Delay Differential Equations Networks with different delay per edge

solve(prob, MethodOfSteps(BS3()), saveat=0.01, reltol=0, abstol=1e-5). rtol and atol are not options, and you should almost never force_dtmin. I should really just remove that argument. If you’re hitting it, then your definition is probably wrong: the warning even says to think of dtmin as divergence for a reason described in PSA: How to help yourself debug differential equation solving issues .

And so the first thing is to notice is that these are not the same DDE being solved. In fact, the Julia one isn’t even a DDE: it’s not even a well-defined equation!

h(p, t; idxs=nothing) = typeof(idxs) <: Number ? 1.0 : rand(Uniform(0, 2π), n)

The past does not have a value: every single time the past is called the value changes. So what’s happening is that the starting iterations are unable to converge because there is no sense of convergence: there are no values!

But it’s even worse then that: you’re saying that "the u(t) for t<0 is a random value at every t, but u(t)[1] = 1.0 for any past value. So that’s even worse, it’s not even consistent :scream:. And u(t)[1] = 1.0 does not match what is in the Python code which uses a uniform random value for the past.

The fixed code is:

using DelayDiffEq
using Distributions
using Random

function f!(dθ, θ, h, p, t)
    ω, A = p
    n = length(θ)
    lags = reshape(lag, n,n)
    @inbounds for j in 1:n
        coupling = 0.0
        @inbounds for i in 1:n
            coupling += A[i,j]*sin(h(p, t-lags[i,j]; idxs=i) - θ[j])
        end
        dθ[j] = ω[j] + coupling
    end
    nothing
end

n = 10
Random.seed!(1)
ω = rand(n)
A = rand(n,n)
const lag = rand(n*n)
θ₀ = rand(Uniform(0, 2π), n)
p = (ω, A)
const past = rand(Uniform(0, 2π), n)
h(p, t; idxs=nothing) = typeof(idxs) <: Number ? past[idxs] : past

prob = DDEProblem(f!, θ₀, h, (0.0, 1.0), p, constant_lags=lag)

using Profile
@profile solve(prob, MethodOfSteps(BS3()), saveat=0.01, reltol=0, abstol=1e-5)
Juno.profiler()

After fixing that it’s still slow though. The issue seems to be that Julia’s inference is bugging in f!. This could be https://github.com/JuliaLang/julia/issues/35800 or https://github.com/SciML/OrdinaryDiffEq.jl/pull/1473

3 Likes

Oh interesting, one thing that is happening is Julia’s function handling heuristics are getting in the way.

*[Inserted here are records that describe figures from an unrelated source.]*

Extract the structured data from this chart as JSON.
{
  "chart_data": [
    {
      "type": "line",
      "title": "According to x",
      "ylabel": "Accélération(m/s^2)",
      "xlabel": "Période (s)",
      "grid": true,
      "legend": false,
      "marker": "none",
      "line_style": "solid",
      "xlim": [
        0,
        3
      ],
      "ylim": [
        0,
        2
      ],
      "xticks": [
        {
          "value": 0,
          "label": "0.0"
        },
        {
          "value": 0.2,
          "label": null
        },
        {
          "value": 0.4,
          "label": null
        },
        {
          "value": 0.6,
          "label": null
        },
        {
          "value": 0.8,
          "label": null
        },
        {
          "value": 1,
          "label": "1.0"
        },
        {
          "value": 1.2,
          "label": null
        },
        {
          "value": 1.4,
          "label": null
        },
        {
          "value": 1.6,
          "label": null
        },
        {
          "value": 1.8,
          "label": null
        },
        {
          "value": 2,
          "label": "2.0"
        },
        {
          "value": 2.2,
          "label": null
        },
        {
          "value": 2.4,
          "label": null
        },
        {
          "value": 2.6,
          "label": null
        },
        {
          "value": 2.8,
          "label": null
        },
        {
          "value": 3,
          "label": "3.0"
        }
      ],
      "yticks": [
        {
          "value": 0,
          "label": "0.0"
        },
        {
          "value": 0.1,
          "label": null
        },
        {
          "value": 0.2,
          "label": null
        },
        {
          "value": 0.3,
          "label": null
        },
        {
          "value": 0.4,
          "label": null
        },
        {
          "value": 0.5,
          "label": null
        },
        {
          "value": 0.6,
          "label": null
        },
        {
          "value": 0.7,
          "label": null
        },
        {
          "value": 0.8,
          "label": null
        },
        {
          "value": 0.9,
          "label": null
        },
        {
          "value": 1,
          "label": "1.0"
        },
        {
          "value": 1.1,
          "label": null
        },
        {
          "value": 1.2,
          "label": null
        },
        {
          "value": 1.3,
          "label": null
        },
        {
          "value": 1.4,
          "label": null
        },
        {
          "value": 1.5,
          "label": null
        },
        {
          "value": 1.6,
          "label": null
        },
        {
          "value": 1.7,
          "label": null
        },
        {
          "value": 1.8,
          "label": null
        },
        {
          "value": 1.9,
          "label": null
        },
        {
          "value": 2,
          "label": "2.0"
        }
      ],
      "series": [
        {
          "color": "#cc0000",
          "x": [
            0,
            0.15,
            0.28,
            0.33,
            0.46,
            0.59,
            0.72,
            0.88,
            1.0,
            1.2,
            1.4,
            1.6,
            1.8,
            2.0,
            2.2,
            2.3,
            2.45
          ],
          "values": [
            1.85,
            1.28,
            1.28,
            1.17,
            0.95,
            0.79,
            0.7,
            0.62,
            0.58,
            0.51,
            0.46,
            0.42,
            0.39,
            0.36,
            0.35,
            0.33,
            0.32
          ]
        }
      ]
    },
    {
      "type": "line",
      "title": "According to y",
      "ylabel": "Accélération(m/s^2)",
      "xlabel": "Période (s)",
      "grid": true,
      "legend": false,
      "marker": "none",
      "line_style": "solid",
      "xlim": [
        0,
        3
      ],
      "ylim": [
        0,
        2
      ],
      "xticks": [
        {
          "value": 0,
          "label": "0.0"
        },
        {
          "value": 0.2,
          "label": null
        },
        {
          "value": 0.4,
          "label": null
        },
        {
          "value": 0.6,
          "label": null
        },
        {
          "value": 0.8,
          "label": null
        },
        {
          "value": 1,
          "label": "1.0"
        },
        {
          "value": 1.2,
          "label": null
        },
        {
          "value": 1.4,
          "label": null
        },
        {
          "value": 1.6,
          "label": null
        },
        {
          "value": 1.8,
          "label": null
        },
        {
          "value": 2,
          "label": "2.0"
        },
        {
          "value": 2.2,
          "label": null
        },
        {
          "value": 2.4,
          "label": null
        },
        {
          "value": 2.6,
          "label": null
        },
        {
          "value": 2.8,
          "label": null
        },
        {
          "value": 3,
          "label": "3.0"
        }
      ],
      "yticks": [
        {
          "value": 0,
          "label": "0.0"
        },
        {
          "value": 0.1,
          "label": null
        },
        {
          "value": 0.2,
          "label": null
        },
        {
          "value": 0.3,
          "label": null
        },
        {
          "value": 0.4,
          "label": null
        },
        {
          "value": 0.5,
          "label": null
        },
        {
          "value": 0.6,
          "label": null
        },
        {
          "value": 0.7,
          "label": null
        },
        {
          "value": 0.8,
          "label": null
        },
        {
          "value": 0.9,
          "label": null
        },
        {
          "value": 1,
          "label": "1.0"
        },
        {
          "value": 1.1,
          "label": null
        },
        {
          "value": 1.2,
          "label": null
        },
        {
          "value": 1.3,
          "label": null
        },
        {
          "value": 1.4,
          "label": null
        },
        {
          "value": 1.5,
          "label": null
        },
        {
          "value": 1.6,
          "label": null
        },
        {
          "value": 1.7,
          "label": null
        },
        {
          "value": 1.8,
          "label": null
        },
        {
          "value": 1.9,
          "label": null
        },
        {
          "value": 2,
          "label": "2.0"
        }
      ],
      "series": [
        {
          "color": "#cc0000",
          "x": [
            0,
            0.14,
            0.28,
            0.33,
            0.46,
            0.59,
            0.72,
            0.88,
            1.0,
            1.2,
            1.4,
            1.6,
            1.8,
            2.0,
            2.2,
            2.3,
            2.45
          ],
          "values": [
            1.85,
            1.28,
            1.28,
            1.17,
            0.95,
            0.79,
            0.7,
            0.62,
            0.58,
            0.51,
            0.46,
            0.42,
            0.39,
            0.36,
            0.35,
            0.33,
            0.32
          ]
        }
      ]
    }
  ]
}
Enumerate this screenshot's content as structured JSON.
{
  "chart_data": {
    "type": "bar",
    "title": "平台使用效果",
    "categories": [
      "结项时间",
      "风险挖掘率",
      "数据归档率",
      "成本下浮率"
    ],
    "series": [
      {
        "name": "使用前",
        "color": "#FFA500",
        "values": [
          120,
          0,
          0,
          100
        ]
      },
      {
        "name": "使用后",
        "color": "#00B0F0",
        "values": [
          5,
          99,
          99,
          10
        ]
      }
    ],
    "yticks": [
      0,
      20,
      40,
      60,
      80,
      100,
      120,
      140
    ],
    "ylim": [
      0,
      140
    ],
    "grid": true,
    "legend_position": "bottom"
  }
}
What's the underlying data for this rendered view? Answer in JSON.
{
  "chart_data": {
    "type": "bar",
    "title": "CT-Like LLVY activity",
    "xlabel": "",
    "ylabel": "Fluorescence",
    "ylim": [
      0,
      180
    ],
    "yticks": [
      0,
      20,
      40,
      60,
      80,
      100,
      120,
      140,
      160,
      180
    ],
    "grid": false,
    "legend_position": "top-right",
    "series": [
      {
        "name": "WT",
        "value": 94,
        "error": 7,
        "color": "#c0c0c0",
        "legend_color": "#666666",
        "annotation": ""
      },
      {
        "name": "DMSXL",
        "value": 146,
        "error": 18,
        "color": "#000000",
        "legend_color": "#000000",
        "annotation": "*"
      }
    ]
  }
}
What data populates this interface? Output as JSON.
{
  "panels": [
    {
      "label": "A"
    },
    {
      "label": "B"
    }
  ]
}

function f!(dθ, θ, h::H, p, t) where H
    ω, A = p
    n = length(θ)
    lags = reshape(lag, n,n)
    @inbounds for j in 1:n
        coupling = 0.0
        @inbounds for i in 1:n
            coupling += A[i,j]*sin(h(p, t-lags[i,j]; idxs=i) - θ[j])
        end
        dθ[j] = ω[j] + coupling
    end
    nothing
end

is 6 times faster. Before:

julia> @time solve(prob, MethodOfSteps(BS3()), saveat=0.01, reltol=0, abstol=1e-5)
 56.409539 seconds (1.96 G allocations: 32.454 GiB, 7.17% gc time)

After:

julia> @time solve(prob, MethodOfSteps(BS3()), saveat=0.01, reltol=0, abstol=1e-5)
 12.284248 seconds (5.79 M allocations: 455.702 MiB, 1.67% gc time)

https://github.com/SciML/SciMLBase.jl/pull/110 fixes that.

3 Likes

Keep in mind JiTCDDE is itself generating and compiling C-code based on user-specified symbolic expressions, and then just putting a Python wrapper around that code. So it might be pretty efficient to begin with. The DiffEq solvers shouldn’t be lots slower, but for the same basic numerical method it isn’t clear that this is a case where one would expect them to be noticeably faster.

1 Like

Thanks for your reply!

I noticed that the function was not type stable when not declaring lag as const, which I think was expected because the lag was only being declared in the constant_lags keyword argument but the function itself didn’t have information about it. This is also related with what Chris noticed about the Julia heuristics on h function.

I think I’m comparing with the same method.

I’m sorry, I left the dtmin = true from some previous trials with more realistic connectivities and delays which where raising some warnings but it is not necessary in this test case. As Chris said I should just remove it and probably in the other case I was getting the warning because the problem was not well defined.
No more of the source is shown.